You could do that, but in consideration of how your choice of heatsinks is designed, you want two things to happen: you want the airpressure at the heatsink fins to be at maximum, and you want to force all the air through those fins. So the 92mm duct idea has a purpose. That includes both the adapter and the duct. The adapter has aerodynamic properties that minimize the resistance to the fan of forcing air through a smaller hole; the duct keeps the pressure constant and forces the air through the heatpipe fins.
The heatsink and pipes will perform better if you can make the fan's throughput feed exclusively through the cooler before going anywhere else.

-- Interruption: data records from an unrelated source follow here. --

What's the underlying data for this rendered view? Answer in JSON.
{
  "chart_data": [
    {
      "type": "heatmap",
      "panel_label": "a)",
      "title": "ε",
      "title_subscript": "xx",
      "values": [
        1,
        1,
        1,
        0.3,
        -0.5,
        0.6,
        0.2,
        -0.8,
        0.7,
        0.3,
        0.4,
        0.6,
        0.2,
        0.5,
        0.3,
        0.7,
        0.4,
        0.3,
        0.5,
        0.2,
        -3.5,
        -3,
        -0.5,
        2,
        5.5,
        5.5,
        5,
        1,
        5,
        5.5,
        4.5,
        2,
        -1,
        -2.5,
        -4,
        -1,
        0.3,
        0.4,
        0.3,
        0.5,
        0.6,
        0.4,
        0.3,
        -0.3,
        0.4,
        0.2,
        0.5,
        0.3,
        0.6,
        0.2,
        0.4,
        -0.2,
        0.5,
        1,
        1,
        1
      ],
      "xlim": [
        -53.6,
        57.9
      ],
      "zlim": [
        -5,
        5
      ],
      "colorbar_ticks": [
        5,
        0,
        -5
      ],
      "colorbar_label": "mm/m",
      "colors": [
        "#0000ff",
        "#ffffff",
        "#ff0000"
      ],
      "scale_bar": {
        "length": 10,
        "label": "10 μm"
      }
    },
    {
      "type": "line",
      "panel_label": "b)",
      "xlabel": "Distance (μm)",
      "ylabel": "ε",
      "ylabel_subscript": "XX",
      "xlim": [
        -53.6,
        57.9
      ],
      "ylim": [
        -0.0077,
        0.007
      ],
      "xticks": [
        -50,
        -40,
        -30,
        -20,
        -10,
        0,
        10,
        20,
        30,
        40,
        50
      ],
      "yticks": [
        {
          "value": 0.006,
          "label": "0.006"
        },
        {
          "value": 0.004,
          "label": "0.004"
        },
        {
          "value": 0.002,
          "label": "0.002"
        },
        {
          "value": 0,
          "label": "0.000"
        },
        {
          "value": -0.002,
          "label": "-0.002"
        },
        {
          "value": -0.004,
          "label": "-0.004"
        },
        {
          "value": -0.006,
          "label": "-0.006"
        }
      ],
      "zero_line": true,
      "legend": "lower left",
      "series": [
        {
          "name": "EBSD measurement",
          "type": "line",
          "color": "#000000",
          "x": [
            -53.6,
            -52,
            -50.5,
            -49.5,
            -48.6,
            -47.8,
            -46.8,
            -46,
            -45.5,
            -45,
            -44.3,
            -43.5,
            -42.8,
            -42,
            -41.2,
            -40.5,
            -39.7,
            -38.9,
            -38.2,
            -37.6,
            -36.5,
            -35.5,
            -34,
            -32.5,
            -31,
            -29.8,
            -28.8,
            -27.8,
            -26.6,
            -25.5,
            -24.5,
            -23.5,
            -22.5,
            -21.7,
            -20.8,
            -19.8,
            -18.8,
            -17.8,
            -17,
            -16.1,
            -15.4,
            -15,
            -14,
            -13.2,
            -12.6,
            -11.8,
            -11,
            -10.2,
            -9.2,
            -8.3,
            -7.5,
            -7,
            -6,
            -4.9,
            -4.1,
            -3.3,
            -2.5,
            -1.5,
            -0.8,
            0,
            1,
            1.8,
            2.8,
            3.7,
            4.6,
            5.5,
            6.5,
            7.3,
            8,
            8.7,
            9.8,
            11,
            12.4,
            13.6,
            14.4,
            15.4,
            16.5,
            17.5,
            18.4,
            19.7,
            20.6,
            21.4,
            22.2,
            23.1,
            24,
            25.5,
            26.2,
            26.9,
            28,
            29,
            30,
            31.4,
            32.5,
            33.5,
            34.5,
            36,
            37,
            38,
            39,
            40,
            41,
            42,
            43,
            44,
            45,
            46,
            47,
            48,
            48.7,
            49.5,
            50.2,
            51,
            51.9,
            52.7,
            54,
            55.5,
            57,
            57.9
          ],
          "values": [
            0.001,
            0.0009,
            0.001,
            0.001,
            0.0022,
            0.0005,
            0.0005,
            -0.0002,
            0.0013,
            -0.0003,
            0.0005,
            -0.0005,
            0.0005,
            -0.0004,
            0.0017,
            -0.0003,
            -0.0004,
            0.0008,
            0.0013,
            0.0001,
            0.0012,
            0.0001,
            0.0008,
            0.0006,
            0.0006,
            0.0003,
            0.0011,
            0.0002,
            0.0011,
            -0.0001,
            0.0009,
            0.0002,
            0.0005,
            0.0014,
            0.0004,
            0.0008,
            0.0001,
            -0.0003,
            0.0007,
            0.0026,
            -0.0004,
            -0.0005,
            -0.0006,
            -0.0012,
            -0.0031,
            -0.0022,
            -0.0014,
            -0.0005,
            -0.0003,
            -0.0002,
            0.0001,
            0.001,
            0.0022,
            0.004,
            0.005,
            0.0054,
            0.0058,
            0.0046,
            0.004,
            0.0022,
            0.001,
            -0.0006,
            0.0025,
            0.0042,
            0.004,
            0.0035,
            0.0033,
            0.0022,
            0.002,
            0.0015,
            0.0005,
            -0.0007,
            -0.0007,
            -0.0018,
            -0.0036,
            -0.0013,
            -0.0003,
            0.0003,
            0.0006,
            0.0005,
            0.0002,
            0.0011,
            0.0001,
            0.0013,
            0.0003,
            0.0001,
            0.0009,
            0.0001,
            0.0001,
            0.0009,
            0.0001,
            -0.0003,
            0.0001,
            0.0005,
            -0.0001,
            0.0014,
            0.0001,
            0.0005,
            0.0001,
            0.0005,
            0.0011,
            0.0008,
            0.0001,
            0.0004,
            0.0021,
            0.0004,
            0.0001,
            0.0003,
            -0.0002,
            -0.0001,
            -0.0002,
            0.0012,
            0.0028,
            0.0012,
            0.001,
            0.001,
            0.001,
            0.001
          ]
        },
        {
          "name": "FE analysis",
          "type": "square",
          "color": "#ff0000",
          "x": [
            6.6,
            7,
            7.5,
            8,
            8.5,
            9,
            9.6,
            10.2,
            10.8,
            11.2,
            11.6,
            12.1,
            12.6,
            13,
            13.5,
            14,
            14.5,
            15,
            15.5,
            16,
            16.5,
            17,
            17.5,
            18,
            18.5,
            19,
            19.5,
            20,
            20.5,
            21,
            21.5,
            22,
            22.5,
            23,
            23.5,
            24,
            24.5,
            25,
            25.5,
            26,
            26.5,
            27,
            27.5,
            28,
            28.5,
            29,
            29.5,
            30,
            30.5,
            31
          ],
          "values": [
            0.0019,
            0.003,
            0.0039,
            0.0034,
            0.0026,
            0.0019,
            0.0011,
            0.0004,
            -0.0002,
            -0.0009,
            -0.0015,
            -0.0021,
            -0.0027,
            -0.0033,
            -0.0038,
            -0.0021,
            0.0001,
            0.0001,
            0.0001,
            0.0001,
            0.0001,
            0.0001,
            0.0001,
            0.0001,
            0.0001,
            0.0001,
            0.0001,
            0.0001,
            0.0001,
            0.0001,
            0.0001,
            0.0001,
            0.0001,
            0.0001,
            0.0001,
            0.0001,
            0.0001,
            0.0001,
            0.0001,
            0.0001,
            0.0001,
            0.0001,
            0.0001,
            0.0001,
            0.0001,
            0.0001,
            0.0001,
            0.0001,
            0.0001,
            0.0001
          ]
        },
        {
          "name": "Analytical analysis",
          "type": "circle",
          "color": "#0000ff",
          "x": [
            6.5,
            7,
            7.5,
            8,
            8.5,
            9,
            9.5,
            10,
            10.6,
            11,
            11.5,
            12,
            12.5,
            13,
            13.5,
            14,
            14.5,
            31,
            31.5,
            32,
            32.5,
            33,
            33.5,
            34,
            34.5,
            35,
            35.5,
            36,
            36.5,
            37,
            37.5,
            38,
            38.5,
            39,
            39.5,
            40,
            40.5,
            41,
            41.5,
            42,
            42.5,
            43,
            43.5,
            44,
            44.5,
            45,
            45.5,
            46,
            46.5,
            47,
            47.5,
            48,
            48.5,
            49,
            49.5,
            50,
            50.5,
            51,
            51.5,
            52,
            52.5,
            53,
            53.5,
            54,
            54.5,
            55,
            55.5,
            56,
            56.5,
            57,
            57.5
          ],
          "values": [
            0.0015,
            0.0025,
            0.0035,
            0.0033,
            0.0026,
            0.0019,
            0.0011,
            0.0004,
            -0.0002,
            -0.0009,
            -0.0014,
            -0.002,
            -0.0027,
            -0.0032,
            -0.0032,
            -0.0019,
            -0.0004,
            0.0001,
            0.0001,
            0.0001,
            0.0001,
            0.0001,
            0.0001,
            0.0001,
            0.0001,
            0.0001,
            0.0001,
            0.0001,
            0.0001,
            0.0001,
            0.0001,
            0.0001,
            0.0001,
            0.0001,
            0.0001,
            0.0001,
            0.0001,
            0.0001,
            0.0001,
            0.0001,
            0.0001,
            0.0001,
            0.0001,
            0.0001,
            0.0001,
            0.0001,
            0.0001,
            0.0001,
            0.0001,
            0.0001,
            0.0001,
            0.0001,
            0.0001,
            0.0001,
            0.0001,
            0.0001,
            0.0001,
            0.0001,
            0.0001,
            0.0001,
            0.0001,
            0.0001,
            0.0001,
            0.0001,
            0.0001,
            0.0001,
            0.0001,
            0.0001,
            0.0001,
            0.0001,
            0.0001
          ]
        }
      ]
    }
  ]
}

As to the Enermax, this is the same design and manufacturer as for the 120mm fan with the same features. I said in other posts that I went through two of them, discovered something funny about the fan monitoring capability, and that if the fan was rated at 2,600 rpms, I couldn't get it to go faster than 2,200 to 2,250 on either of three different computers with PSUs in the 480W to 500W range. Nothing wrong with the test-beds -- all other fans worked according to spec. The 120mm job drew 0.30 amps @ 12V. I've had Sunons which were just as quiet, ran at that amperage, and seemed to meet their specs.
You take your chances. But maybe you'll like the 92mm Enermax. I just think there are better choices.